0

Here we need to get all subsequences of the given length. How to calculate the asymptotic complexity of the given function?

import Data.List

subsequencesOfSize l n = [x | x <- subsequences l, length x == n]

How many "iterations" will it be? Can we speak about "iterations". Any optimizations? GHC 7.10.2. How compiler or programmer can improve this?

Erik Kaplun
  • 37,128
  • 15
  • 99
  • 111
Dmitry
  • 337
  • 2
  • 12
  • Are you interested in the theoretical complexity or specifically compiled output? – sinelaw Nov 03 '15 at 10:49
  • 2
    Generating a huge list and then filtering out some potentially small parts from it is hardly efficient. There could be a better approach, i.e. a different algorithm, which will prune long subsequences as early as possible. – chi Nov 03 '15 at 10:59
  • 3
    @SDmitry: reversing the argument order (i.e. `subsequencesOfSize n l`) would make for a more idiomatic design, just for the record. – Erik Kaplun Nov 03 '15 at 11:03
  • It can be ineffitient if we can do it without optimisations. But it is a part of my question. Can GHC make such optimizations here after which this approach can be comparable with the early-filtering? And theoretical complexity interesting too. – Dmitry Nov 03 '15 at 11:04
  • 1
    along the lines of dfeuer's suggestion, you might want to check out this: http://stackoverflow.com/a/33016778/247623 — basically you should use asomething like `lengthIsGt` to pre-filter the lists before you call `length` on them, so as to avoid evaluating very long lists. in fact, your current algorithm will loop forever if any of the lists in `l` is infinite. – Erik Kaplun Nov 03 '15 at 11:06
  • I forgot about this "length" characteristic! – Dmitry Nov 03 '15 at 11:16

2 Answers2

1

I think your question contains at least 2 distinct questions, but whether (current versions of) GHC can optimize this

subsequencesOfSize l n = [x | x <- subsequences l, length x == n]

into something like

subsequencesOfSize l n = [x | x <- subsequences l, lengthIsGt n x, length x == n]

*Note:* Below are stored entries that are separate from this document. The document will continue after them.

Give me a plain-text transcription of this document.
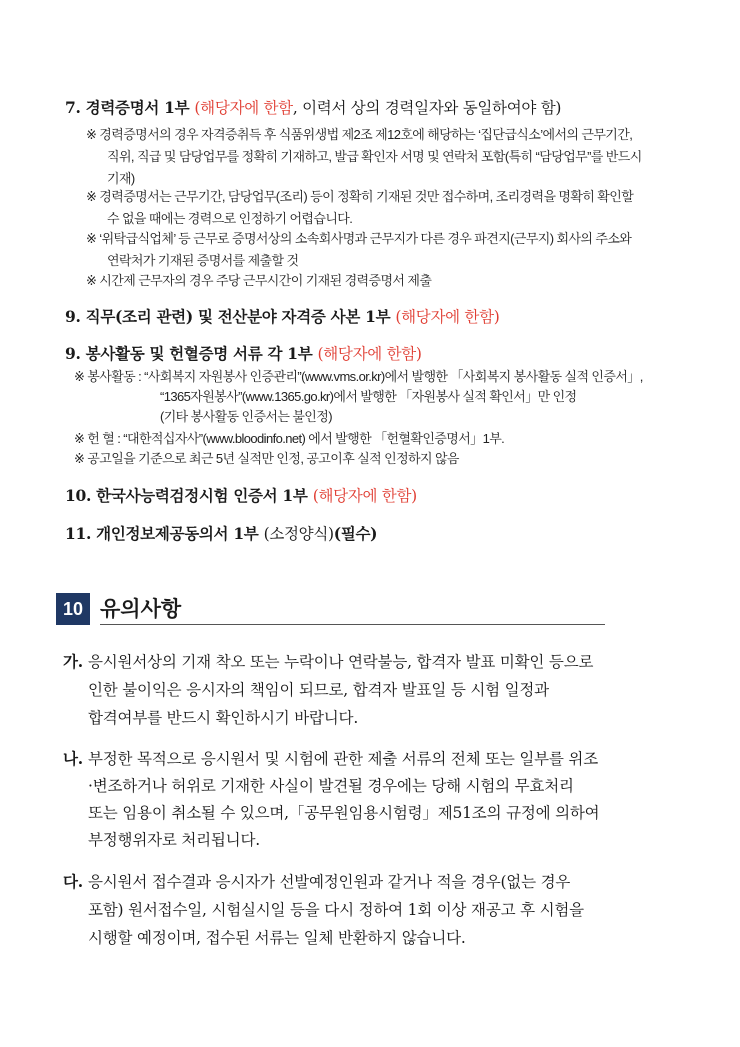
7. 경력증명서 1부 (해당자에 한함, 이력서 상의 경력일자와 동일하여야 함)
※ 경력증명서의 경우 자격증취득 후 식품위생법 제2조 제12호에 해당하는 ‘집단급식소’에서의 근무기간,
직위, 직급 및 담당업무를 정확히 기재하고, 발급 확인자 서명 및 연락처 포함(특히 “담당업무”를 반드시
기재)
※ 경력증명서는 근무기간, 담당업무(조리) 등이 정확히 기재된 것만 접수하며, 조리경력을 명확히 확인할
수 없을 때에는 경력으로 인정하기 어렵습니다.
※ ‘위탁급식업체’ 등 근무로 증명서상의 소속회사명과 근무지가 다른 경우 파견지(근무지) 회사의 주소와
연락처가 기재된 증명서를 제출할 것
※ 시간제 근무자의 경우 주당 근무시간이 기재된 경력증명서 제출
9. 직무(조리 관련) 및 전산분야 자격증 사본 1부 (해당자에 한함)
9. 봉사활동 및 헌혈증명 서류 각 1부 (해당자에 한함)
※ 봉사활동 : “사회복지 자원봉사 인증관리”(www.vms.or.kr)에서 발행한 「사회복지 봉사활동 실적 인증서」,
“1365자원봉사”(www.1365.go.kr)에서 발행한 「자원봉사 실적 확인서」만 인정
(기타 봉사활동 인증서는 불인정)
※ 헌 혈 : “대한적십자사”(www.bloodinfo.net) 에서 발행한 「헌혈확인증명서」1부.
※ 공고일을 기준으로 최근 5년 실적만 인정, 공고이후 실적 인정하지 않음
10. 한국사능력검정시험 인증서 1부 (해당자에 한함)
11. 개인정보제공동의서 1부 (소정양식)(필수)
10 유의사항
가. 응시원서상의 기재 착오 또는 누락이나 연락불능, 합격자 발표 미확인 등으로
인한 불이익은 응시자의 책임이 되므로, 합격자 발표일 등 시험 일정과
합격여부를 반드시 확인하시기 바랍니다.
나. 부정한 목적으로 응시원서 및 시험에 관한 제출 서류의 전체 또는 일부를 위조
·변조하거나 허위로 기재한 사실이 발견될 경우에는 당해 시험의 무효처리
또는 임용이 취소될 수 있으며,「공무원임용시험령」제51조의 규정에 의하여
부정행위자로 처리됩니다.
다. 응시원서 접수결과 응시자가 선발예정인원과 같거나 적을 경우(없는 경우
포함) 원서접수일, 시험실시일 등을 다시 정하여 1회 이상 재공고 후 시험을
시행할 예정이며, 접수된 서류는 일체 반환하지 않습니다.
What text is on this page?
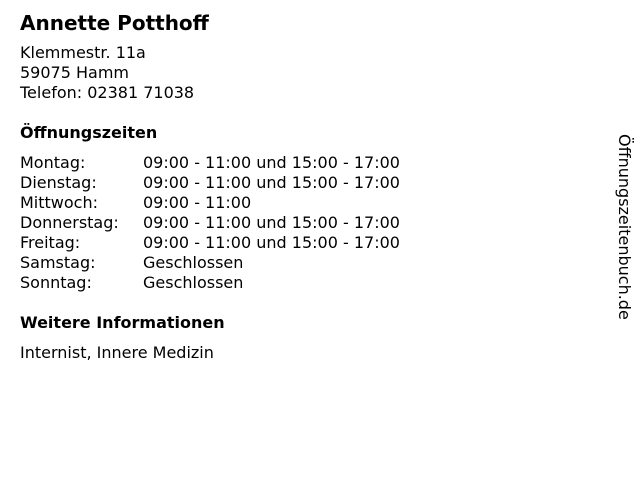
Annette Potthoff
Klemmestr. 11a
59075 Hamm
Telefon: 02381 71038
Öffnungszeiten
Montag:	09:00 - 11:00 und 15:00 - 17:00
Dienstag:	09:00 - 11:00 und 15:00 - 17:00
Mittwoch:	09:00 - 11:00
Donnerstag:	09:00 - 11:00 und 15:00 - 17:00
Freitag:	09:00 - 11:00 und 15:00 - 17:00
Samstag:	Geschlossen
Sonntag:	Geschlossen
Weitere Informationen
Internist, Innere Medizin
Öffnungszeitenbuch.de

is highly doubtable — I'm nowhere near being an expert on optimization, supercompilation etc, but inferring the need for something like lengthIsGt from the use of length here seems highly non-trivial and is unlikely to be part of a compiler's set of generic optimizations.

P.S. actually the version with lengthIsGt will potentially still try to evaluate infinite lists if the condition containing length is evaluated before the condition containing lengthIsGt (but that was pseudocode anyway)

Erik Kaplun
  • 37,128
  • 15
  • 99
  • 111
1

Here is a related SO question which discusses various implementations of subsequencesOfSize:

Haskell: comparison of techniques for generating combinations

and the best performing one which uses memoization:

Haskell: comparison of techniques for generating combinations

Update

Also consider this version that @user3237465 mentions in the comments:

subsequencesOfSize :: Int -> [a] -> [[a]]
subsequencesOfSize n xs | n > length xs = []
subsequencesOfSize n xs = subsequencesBySize xs !! n where
    subsequencesBySize    []  = [[[]]]
    subsequencesBySize (x:xs) = zipWith (++) ([] : map (map (x:)) next) (next ++ [[]])
        where next = subsequencesBySize xs
Community
  • 1
  • 1
ErikR
  • 51,541
  • 9
  • 73
  • 124